Volumes could be (and have been) written about how these new institutions must be designed and operated in order to thrive in the 21st century. But if there is only one word that should define them, it is “proactive.”
When Oppenheimer and his colleagues were tasked with the Manhattan Project, $23 billion was poured into Los Alamos Laboratory over a 4 year period to create the deadliest weapon in human history. You could say the US was in a rush.
Future decisions, especially those at such a moral scale, should not be made in a rush. We’ll never achieve this goal; the fog of war, inaccurate forecasting, and sheer randomness and complexity will probably make the majority of our “Oppenheimer” decisions take place in haste. But that doesn’t mean we should perpetuate the institutional design that makes reactivity, rather than proactivity, even more likely.
In the 6th century BC, Chinese strategist Sun Tzu wrote about “deep knowledge” — the ability “to be aware of disturbance before disturbance, danger before danger, destruction before destruction, calamity before calamity.”

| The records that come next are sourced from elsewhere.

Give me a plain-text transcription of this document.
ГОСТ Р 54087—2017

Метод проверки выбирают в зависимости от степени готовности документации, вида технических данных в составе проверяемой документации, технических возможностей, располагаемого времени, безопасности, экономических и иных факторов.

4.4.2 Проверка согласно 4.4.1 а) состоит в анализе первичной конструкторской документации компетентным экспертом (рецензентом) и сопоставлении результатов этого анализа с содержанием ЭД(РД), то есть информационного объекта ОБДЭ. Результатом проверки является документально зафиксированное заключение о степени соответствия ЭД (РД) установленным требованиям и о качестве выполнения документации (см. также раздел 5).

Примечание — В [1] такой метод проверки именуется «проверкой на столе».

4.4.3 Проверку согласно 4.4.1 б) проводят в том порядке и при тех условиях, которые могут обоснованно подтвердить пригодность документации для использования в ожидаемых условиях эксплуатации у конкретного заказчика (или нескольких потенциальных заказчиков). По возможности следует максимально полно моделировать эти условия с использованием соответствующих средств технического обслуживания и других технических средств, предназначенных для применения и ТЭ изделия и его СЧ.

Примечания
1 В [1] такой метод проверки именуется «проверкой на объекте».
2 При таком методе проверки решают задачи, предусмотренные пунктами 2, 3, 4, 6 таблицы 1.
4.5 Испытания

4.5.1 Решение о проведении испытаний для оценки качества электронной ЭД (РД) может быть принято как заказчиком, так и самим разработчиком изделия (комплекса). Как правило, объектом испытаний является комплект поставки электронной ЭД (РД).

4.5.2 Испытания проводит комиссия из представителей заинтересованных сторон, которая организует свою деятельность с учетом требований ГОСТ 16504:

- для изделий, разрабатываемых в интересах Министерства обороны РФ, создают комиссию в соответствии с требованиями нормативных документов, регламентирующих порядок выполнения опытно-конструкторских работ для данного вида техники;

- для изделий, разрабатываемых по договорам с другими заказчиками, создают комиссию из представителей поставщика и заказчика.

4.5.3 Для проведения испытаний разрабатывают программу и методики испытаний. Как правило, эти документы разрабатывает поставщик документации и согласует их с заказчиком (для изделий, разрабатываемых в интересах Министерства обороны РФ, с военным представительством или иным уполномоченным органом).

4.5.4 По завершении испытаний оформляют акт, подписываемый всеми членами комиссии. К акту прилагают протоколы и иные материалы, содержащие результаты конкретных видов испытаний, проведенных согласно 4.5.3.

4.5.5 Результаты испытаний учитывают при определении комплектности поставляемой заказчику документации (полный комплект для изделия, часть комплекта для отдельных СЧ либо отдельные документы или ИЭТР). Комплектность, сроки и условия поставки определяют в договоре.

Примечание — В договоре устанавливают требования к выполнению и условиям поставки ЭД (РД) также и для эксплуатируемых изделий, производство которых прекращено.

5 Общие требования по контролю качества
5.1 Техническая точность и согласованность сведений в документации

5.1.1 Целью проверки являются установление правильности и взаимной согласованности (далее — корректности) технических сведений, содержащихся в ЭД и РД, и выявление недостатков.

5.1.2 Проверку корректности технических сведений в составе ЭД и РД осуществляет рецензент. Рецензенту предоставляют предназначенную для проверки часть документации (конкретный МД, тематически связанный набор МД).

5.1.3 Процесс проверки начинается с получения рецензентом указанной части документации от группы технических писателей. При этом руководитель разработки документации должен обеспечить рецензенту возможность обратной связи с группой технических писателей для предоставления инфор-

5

Our existing systems to solve big global problems, though, have little incentive to employ deep knowledge. While term limits in democractic government safeguard against tyrannical leadership and other threats, they also create a bias towards short term fixes that only temporarily satisfy a constituency. The quarterly reporting system of public companies satisfy the short term economic interests of shareholders, but disincentivize the most powerful businesses in the world to enact long term change that can address global dilemma. And while the philanthropic sector has often catalyzed large-scale change to address societal problems, it has also perpetuated some of the flawed systems that have created them in the first place.

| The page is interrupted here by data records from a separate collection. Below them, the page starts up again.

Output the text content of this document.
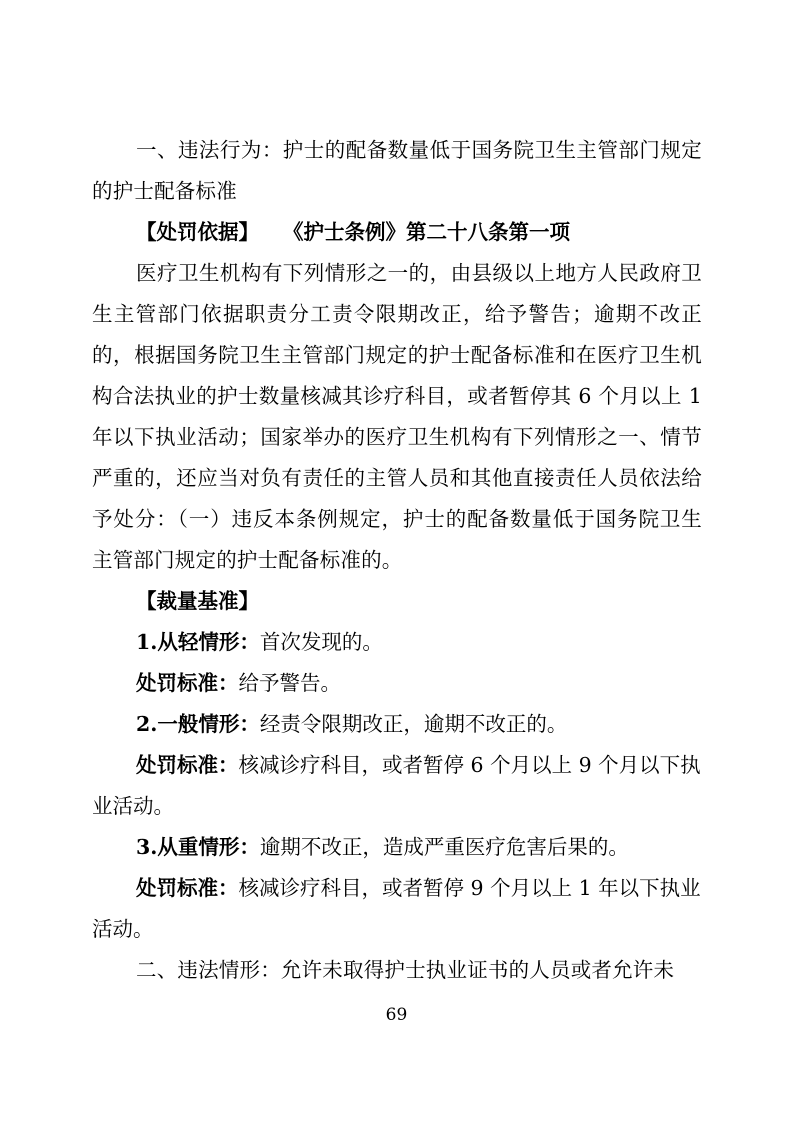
一、违法行为：护士的配备数量低于国务院卫生主管部门规定的护士配备标准

【处罚依据】 《护士条例》第二十八条第一项

医疗卫生机构有下列情形之一的，由县级以上地方人民政府卫生主管部门依据职责分工责令限期改正，给予警告；逾期不改正的，根据国务院卫生主管部门规定的护士配备标准和在医疗卫生机构合法执业的护士数量核减其诊疗科目，或者暂停其 6 个月以上 1 年以下执业活动；国家举办的医疗卫生机构有下列情形之一、情节严重的，还应当对负有责任的主管人员和其他直接责任人员依法给予处分：（一）违反本条例规定，护士的配备数量低于国务院卫生主管部门规定的护士配备标准的。

【裁量基准】

1.从轻情形：首次发现的。

处罚标准：给予警告。

2.一般情形：经责令限期改正，逾期不改正的。

处罚标准：核减诊疗科目，或者暂停 6 个月以上 9 个月以下执业活动。

3.从重情形：逾期不改正，造成严重医疗危害后果的。

处罚标准：核减诊疗科目，或者暂停 9 个月以上 1 年以下执业活动。

二、违法情形：允许未取得护士执业证书的人员或者允许未

69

Our current, limited deep knowledge is screaming the warning signs at us. We know that humans will write the moral code for multiple uses of artificial intelligence that could fundamentally change the lives of present and future human generations. Yet human society has a notoriously bad track record, over thousands of years, when it comes to agreeing philosophically on a shared moral code. We know that genetic engineering, if implemented incorrectly, could exacerbate inequality to unconscionable levels and potentially incubate eugenic societies. We know that rising sea levels directly correlated to anthropomorphic climate change will lead to the sinking of small island nations in the present, and larger land-masses in the future. Which institutions are fully focused on solving these problems over the long term, without distraction and incentivization to instead satisfy immediate, and often conflicting concerns?
There surely aren’t enough. Legacy institutions, governments, think-tanks, NGO’s, and corporations, even at their best and most moral, are overburdened and often designed insufficiently for the 21st century.
It is essential to supplement these systems with separate, empowered institutions that can exclusively focus on looking at the set of problems requiring proactive and longer-term solutions.